The only thing keeping these devices out of reaching hands is the price tag. The few examples that InsideEVs came across were priced between $16,000 and $30,000, which, admittedly, is a fraction of the cost of a new Hyundai Ioniq 5 N or Kia EV6 GT. But it’s the only thing between a vulnerable car and a striker group offering the car to the highest bidder.

In‌ a recent⁤ and concerning development in‌ the automotive industry, the Hyundai Ioniq 5 and Kia EV6 have become the latest victims of a⁢ cyber hack known as the ‘Game⁣ Boy’⁤ hack. This cyber attack has raised serious questions about the vulnerability of modern vehicles to hacking and the potential risks ‌that come with it.

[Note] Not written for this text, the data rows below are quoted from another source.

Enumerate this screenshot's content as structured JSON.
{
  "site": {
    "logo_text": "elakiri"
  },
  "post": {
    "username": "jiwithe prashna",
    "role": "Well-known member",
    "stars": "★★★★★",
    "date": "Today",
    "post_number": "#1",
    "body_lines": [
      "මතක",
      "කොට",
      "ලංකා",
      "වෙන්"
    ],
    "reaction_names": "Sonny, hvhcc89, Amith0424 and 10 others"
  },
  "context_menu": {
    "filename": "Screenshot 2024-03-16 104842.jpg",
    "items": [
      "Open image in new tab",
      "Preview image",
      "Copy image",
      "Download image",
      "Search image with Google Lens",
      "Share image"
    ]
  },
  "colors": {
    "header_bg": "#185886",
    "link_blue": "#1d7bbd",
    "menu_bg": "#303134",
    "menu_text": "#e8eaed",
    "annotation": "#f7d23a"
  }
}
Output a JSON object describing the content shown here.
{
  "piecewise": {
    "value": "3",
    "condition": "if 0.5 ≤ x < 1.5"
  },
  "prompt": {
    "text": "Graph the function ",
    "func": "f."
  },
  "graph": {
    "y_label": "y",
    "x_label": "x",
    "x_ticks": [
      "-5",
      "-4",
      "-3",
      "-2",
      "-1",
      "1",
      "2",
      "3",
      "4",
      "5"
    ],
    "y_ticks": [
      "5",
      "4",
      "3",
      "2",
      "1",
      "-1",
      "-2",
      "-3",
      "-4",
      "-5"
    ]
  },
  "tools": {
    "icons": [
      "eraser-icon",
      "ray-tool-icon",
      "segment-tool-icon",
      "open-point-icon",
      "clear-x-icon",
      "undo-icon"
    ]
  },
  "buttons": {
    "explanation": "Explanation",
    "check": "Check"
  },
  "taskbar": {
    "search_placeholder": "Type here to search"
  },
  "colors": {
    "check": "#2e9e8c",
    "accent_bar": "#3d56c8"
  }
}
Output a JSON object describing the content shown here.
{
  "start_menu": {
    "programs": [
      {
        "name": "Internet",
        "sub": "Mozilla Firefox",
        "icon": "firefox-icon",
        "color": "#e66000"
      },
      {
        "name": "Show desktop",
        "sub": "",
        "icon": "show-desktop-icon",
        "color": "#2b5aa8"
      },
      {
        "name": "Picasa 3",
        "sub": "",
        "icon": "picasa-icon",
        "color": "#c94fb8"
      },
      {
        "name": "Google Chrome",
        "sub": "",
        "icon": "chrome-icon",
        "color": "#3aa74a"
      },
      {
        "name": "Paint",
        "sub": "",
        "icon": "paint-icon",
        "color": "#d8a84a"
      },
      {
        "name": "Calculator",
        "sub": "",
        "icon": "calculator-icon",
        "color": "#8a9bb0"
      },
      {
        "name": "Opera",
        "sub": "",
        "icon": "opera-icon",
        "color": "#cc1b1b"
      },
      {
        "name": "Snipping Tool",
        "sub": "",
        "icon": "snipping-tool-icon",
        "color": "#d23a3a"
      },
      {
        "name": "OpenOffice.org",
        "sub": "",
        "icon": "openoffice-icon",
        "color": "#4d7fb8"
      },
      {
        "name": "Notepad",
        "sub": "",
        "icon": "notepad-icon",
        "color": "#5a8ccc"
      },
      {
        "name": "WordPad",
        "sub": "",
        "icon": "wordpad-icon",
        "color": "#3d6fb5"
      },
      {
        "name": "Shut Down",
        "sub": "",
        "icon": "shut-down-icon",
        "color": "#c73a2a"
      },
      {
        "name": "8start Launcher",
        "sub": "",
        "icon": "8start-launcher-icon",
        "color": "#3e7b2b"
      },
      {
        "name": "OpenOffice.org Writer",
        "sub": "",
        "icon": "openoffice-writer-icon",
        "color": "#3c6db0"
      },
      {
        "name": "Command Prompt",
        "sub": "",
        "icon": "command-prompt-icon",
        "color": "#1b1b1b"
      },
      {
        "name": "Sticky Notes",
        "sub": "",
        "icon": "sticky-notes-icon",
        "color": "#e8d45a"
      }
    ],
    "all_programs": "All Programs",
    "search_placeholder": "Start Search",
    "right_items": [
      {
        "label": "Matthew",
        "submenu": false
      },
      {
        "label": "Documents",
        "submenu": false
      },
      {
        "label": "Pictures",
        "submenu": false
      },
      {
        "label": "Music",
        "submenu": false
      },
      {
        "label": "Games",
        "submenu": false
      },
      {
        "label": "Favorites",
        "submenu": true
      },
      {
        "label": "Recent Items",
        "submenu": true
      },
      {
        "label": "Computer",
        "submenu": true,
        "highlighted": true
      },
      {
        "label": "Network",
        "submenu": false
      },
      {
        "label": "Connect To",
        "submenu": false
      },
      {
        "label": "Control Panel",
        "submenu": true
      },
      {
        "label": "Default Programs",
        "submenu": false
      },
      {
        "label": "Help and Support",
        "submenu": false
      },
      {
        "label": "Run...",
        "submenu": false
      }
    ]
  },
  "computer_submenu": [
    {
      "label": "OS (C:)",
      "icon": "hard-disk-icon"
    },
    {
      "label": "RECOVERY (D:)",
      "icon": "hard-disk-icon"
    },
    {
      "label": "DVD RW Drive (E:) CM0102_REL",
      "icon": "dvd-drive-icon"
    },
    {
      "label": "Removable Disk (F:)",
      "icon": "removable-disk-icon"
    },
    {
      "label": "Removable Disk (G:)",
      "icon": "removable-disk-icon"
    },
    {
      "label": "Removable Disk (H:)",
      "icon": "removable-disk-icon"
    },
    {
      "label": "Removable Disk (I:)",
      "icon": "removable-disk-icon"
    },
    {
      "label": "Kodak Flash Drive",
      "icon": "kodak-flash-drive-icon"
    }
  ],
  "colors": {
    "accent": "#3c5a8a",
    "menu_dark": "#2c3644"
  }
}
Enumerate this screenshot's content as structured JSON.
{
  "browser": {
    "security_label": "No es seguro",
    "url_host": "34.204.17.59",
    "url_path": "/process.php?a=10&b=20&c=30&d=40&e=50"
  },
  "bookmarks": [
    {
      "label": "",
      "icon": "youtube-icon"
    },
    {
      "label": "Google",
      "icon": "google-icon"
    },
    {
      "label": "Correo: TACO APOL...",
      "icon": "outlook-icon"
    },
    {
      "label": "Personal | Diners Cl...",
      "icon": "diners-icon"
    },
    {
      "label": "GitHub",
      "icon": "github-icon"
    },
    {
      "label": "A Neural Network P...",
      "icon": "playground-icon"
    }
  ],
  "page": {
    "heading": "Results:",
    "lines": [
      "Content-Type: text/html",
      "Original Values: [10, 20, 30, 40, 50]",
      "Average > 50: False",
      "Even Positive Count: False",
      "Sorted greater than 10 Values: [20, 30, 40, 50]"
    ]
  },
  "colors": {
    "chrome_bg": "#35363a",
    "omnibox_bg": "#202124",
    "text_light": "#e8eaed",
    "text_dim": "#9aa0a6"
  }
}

The ‘Game ⁣Boy’⁢ hack, named after ⁤the popular⁣ handheld gaming device from the 1990s, allows hackers to remotely control various functions​ of a vehicle, including its acceleration, braking, and steering. This poses a significant danger‌ to both ⁢the driver‍ and other road users, as a malicious​ attacker could potentially take control ⁣of the‍ vehicle and cause serious harm.

Both the​ Hyundai Ioniq ⁤5 and Kia EV6 are cutting-edge electric vehicles that ​come equipped with advanced technology and features.⁤ However, this also makes them​ more ⁢susceptible to cyber attacks, as hackers can exploit vulnerabilities in their ​systems to gain unauthorized access and control.

This latest⁤ incident‍ serves⁢ as a stark reminder of the increasing reliance on technology in modern vehicles⁢ and the importance of ⁤cybersecurity measures‌ to protect against potential threats. Automakers must prioritize the⁢ security of their products and implement robust measures to safeguard against‌ cyber attacks.

It is essential for car manufacturers ​to ‌work closely‍ with​ cybersecurity‍ experts to identify and address any vulnerabilities in their⁣ systems. This includes regular‍ security updates and patches to ⁢ensure that vehicles ​remain secure and resilient to cyber threats.

Furthermore, ⁣drivers must⁤ also take ⁢steps to protect themselves ​from potential hacks, such as regularly updating their vehicle’s software and being cautious of any suspicious activity.⁢ It is crucial for ⁢all stakeholders in ​the automotive industry⁤ to work together to​ address the growing threat of cyber attacks and ensure the safety and security of​ drivers and passengers​ on the road.

In conclusion, the ​’Game Boy’ hack targeting the Hyundai Ioniq 5 and Kia EV6 serves as a ⁢wake-up call for the automotive industry to prioritize cybersecurity and take proactive measures to protect against potential threats. It is imperative​ that automakers, cybersecurity experts, and​ drivers collaborate ⁣to address these challenges ⁢and‌ ensure ​the safety and security of modern vehicles in an increasingly connected world.